Shares of facility services (janitorial, maintenance, and parking) provider ABM Industries (ABM -1.06%) are off to the races on Wednesday, rising 14.8% through 12:55 p.m. ET after beating expectations for Q4 earnings this morning.

Heading into its fiscal Q4 2023, analysts had forecast ABM would earn $0.92 per share (adjusted for one-time items) on sales of just over $2 billion. In fact, ABM earned $1.01 per share, adjusted, and on sales of $2.1 billion -- and beat on guidance as well.

ABM's sales and earnings

Now, not all the news was as exciting as the fact the company beat expectations. Actual sales growth in Q4 was only a modest 4%. Q4 earnings calculated according to generally accepted accounting principles (GAAP), while up an impressive 32% year over year, were only $0.96 per share, a nickel less than adjusted earnings.

But still, a beat is a beat -- and it looks like investors will take it.
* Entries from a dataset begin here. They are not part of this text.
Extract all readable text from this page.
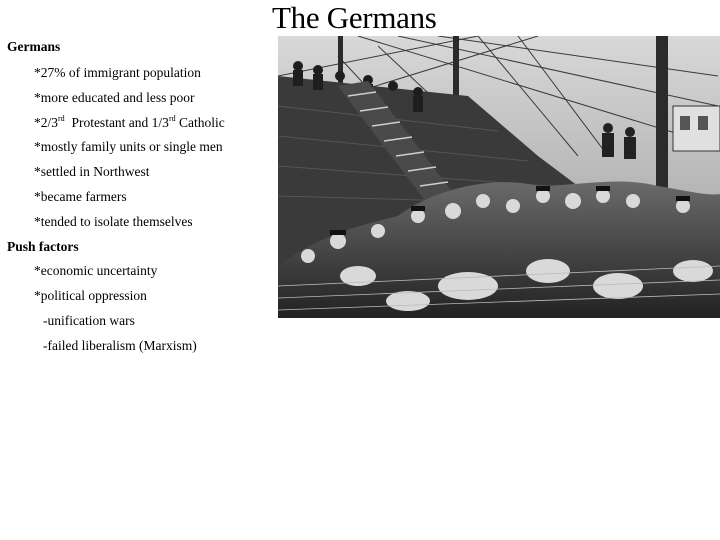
The Germans
Germans
*27% of immigrant population
*more educated and less poor
*2/3rd  Protestant and 1/3rd Catholic
*mostly family units or single men
*settled in Northwest
*became farmers
*tended to isolate themselves
Push factors
*economic uncertainty
*political oppression
-unification wars
-failed liberalism (Marxism)
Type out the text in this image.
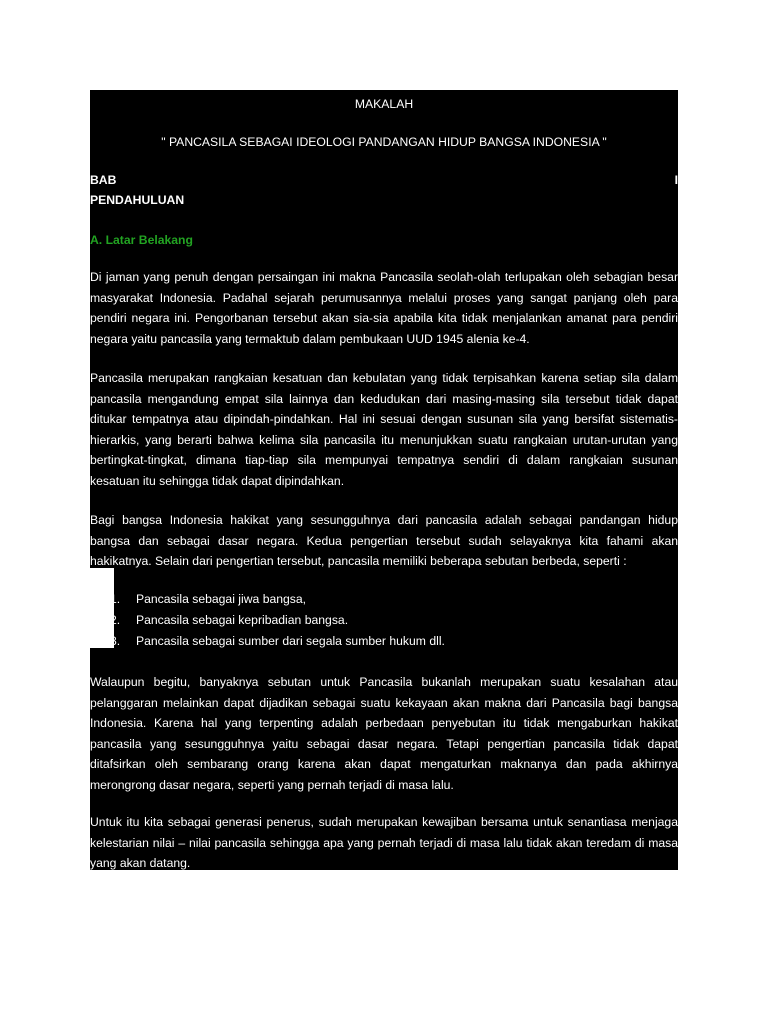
MAKALAH
" PANCASILA SEBAGAI IDEOLOGI PANDANGAN HIDUP BANGSA INDONESIA "
BAB	I
PENDAHULUAN
A. Latar Belakang
Di jaman yang penuh dengan persaingan ini makna Pancasila seolah-olah terlupakan oleh sebagian besar
masyarakat Indonesia. Padahal sejarah perumusannya melalui proses yang sangat panjang oleh para
pendiri negara ini. Pengorbanan tersebut akan sia-sia apabila kita tidak menjalankan amanat para pendiri
negara yaitu pancasila yang termaktub dalam pembukaan UUD 1945 alenia ke-4.
Pancasila merupakan rangkaian kesatuan dan kebulatan yang tidak terpisahkan karena setiap sila dalam
pancasila mengandung empat sila lainnya dan kedudukan dari masing-masing sila tersebut tidak dapat
ditukar tempatnya atau dipindah-pindahkan. Hal ini sesuai dengan susunan sila yang bersifat sistematis-
hierarkis, yang berarti bahwa kelima sila pancasila itu menunjukkan suatu rangkaian urutan-urutan yang
bertingkat-tingkat, dimana tiap-tiap sila mempunyai tempatnya sendiri di dalam rangkaian susunan
kesatuan itu sehingga tidak dapat dipindahkan.
Bagi bangsa Indonesia hakikat yang sesungguhnya dari pancasila adalah sebagai pandangan hidup
bangsa dan sebagai dasar negara. Kedua pengertian tersebut sudah selayaknya kita fahami akan
hakikatnya. Selain dari pengertian tersebut, pancasila memiliki beberapa sebutan berbeda, seperti :
1. Pancasila sebagai jiwa bangsa,
2. Pancasila sebagai kepribadian bangsa.
3. Pancasila sebagai sumber dari segala sumber hukum dll.
Walaupun begitu, banyaknya sebutan untuk Pancasila bukanlah merupakan suatu kesalahan atau
pelanggaran melainkan dapat dijadikan sebagai suatu kekayaan akan makna dari Pancasila bagi bangsa
Indonesia. Karena hal yang terpenting adalah perbedaan penyebutan itu tidak mengaburkan hakikat
pancasila yang sesungguhnya yaitu sebagai dasar negara. Tetapi pengertian pancasila tidak dapat
ditafsirkan oleh sembarang orang karena akan dapat mengaturkan maknanya dan pada akhirnya
merongrong dasar negara, seperti yang pernah terjadi di masa lalu.
Untuk itu kita sebagai generasi penerus, sudah merupakan kewajiban bersama untuk senantiasa menjaga
kelestarian nilai – nilai pancasila sehingga apa yang pernah terjadi di masa lalu tidak akan teredam di masa
yang akan datang.
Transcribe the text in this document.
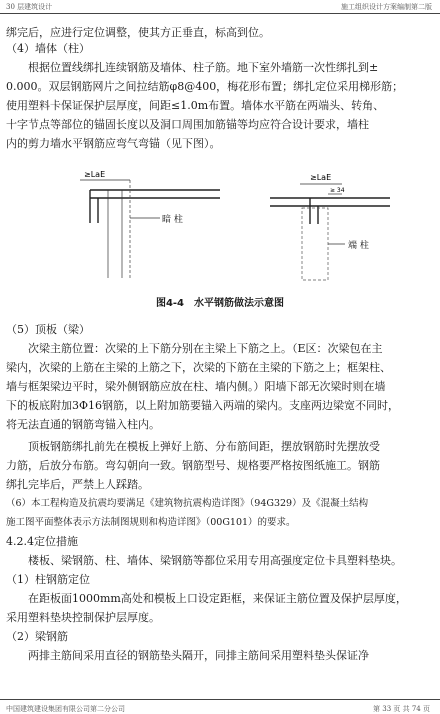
30 层建筑设计	施工组织设计方案编制第二版
绑完后，应进行定位调整，使其方正垂直，标高到位。
（4）墙体（柱）
　　根据位置线绑扎连续钢筋及墙体、柱子筋。地下室外墙筋一次性绑扎到±
0.000。双层钢筋网片之间拉结筋φ8@400，梅花形布置；绑扎定位采用梯形筋；
使用塑料卡保证保护层厚度，间距≤1.0m布置。墙体水平筋在两端头、转角、
十字节点等部位的锚固长度以及洞口周围加筋锚等均应符合设计要求，墙柱
内的剪力墙水平钢筋应弯气弯锚（见下图）。
（5）顶板（梁）
　　次梁主筋位置：次梁的上下筋分别在主梁上下筋之上。（E区：次梁包在主
梁内，次梁的上筋在主梁的上筋之下，次梁的下筋在主梁的下筋之上；框架柱、
墙与框架梁边平时，梁外侧钢筋应放在柱、墙内侧。）阳墙下部无次梁时则在墙
下的板底附加3Φ16钢筋，以上附加筋要锚入两端的梁内。支座两边梁宽不同时，
将无法直通的钢筋弯锚入柱内。
　　顶板钢筋绑扎前先在模板上弹好上筋、分布筋间距，摆放钢筋时先摆放受
力筋，后放分布筋。弯勾朝向一致。钢筋型号、规格要严格按图纸施工。钢筋
绑扎完毕后，严禁上人踩踏。
（6）本工程构造及抗震均要满足《建筑物抗震构造详图》（94G329）及《混凝土结构
施工图平面整体表示方法制图规则和构造详图》（00G101）的要求。
4.2.4定位措施
　　楼板、梁钢筋、柱、墙体、梁钢筋等都位采用专用高强度定位卡具塑料垫块。
（1）柱钢筋定位
　　在距板面1000mm高处和模板上口设定距框，来保证主筋位置及保护层厚度，
采用塑料垫块控制保护层厚度。
（2）梁钢筋
　　两排主筋间采用直径的钢筋垫头隔开，同排主筋间采用塑料垫头保证净
≥LaE
暗 柱
≥LaE
≥ 34
端 柱
图4-4　水平钢筋做法示意图
中国建筑建设集团有限公司第二分公司	第 33 页 共 74 页
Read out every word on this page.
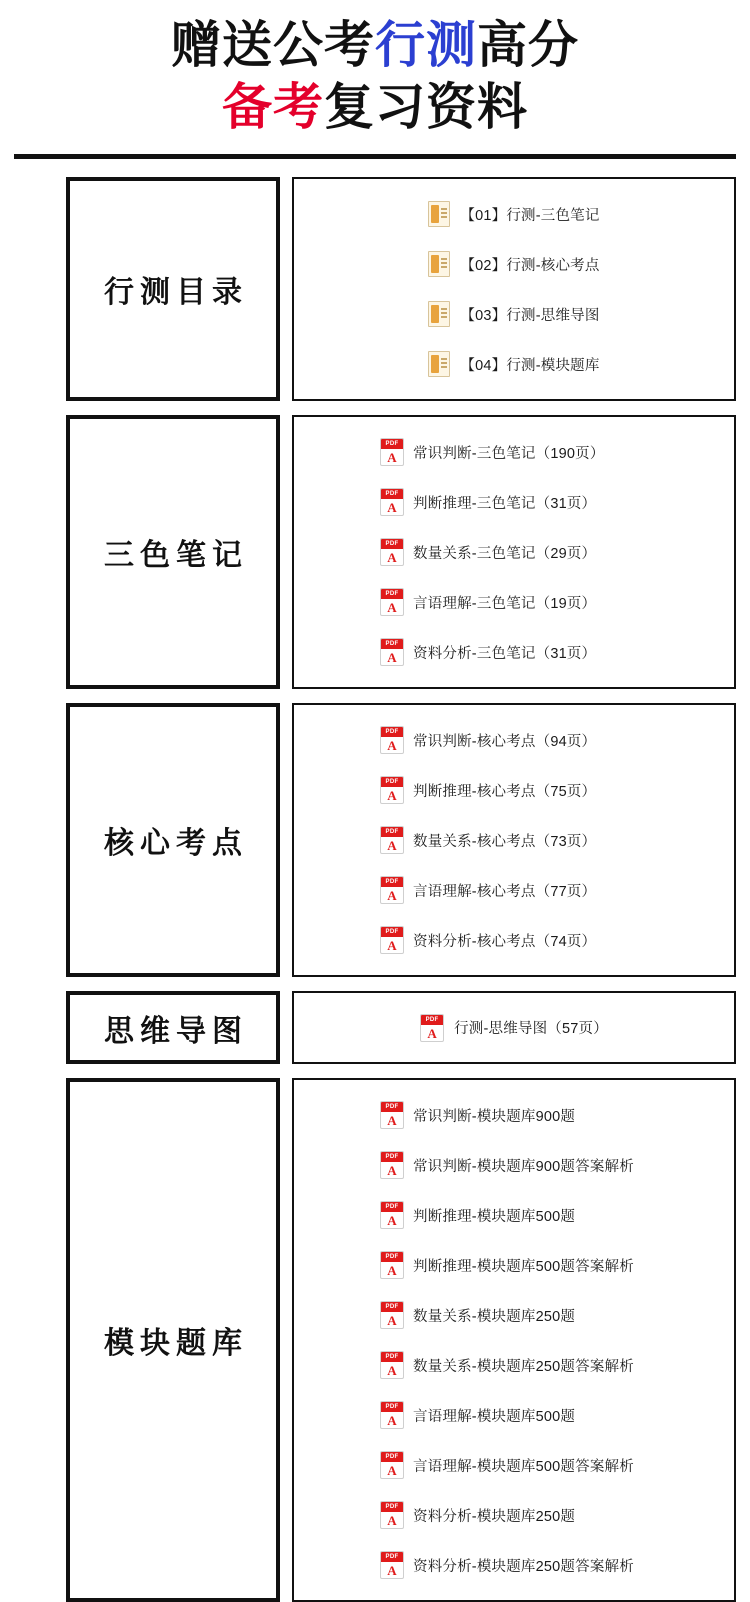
赠送公考行测高分
备考复习资料
行测目录
【01】行测-三色笔记
【02】行测-核心考点
【03】行测-思维导图
【04】行测-模块题库
三色笔记
PDF
A	常识判断-三色笔记（190页）
PDF
A	判断推理-三色笔记（31页）
PDF
A	数量关系-三色笔记（29页）
PDF
A	言语理解-三色笔记（19页）
PDF
A	资料分析-三色笔记（31页）
核心考点
PDF
A	常识判断-核心考点（94页）
PDF
A	判断推理-核心考点（75页）
PDF
A	数量关系-核心考点（73页）
PDF
A	言语理解-核心考点（77页）
PDF
A	资料分析-核心考点（74页）
思维导图	PDF
A	行测-思维导图（57页）
模块题库
PDF
A	常识判断-模块题库900题
PDF
A	常识判断-模块题库900题答案解析
PDF
A	判断推理-模块题库500题
PDF
A	判断推理-模块题库500题答案解析
PDF
A	数量关系-模块题库250题
PDF
A	数量关系-模块题库250题答案解析
PDF
A	言语理解-模块题库500题
PDF
A	言语理解-模块题库500题答案解析
PDF
A	资料分析-模块题库250题
PDF
A	资料分析-模块题库250题答案解析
CEO Scott Salmirs credited strong profit margins for the improvement in net income, highlighting "strong operating performances in our Aviation and Technical Solutions segments" and "solid performances in our Manufacturing & Distribution ... and Education segments," while the commercial real estate business encountered more difficulties.

Is ABM stock a buy?

All that being said, Q4 brought to a close a successful year in which modest, 4% sales growth yielded a respectable 11% growth in earnings. With $3.79 per share (GAAP) earned this year, ABM stock now sells for only 13.4 times earnings.

Factor in a respectable 2% dividend yield, and I'd say that price is just about right for this growth rate -- with caveats, such as:

  • Caveat No. 1: ABM beat on guidance this morning, but even so, its forecast for $3.20 to $3.40 per share in adjusted income next year (management did not give GAAP guidance) implies that profits will decline in 2024 -- perhaps by as much as 9%. That's a bit disappointing.
  • Caveat No. 2: Adding to my worries, free cash flow at the company in 2023 was only $190 million. Compared to the company's $251 million in reported net income, that means ABM is currently generating only about $0.75 in real cash profit for every $1 it reports in net income. So at a price-to-free cash flow ratio of 17.5 -- and with a sizable amount of debt on the balance sheet -- ABM is arguably quite a bit more expensive than it looks at first glance.

Ultimately, therefore, between the prospect of an imminent earnings decline and weak free cash flow that probably foreshadows such a decline, I don't think ABM stock is a buy today.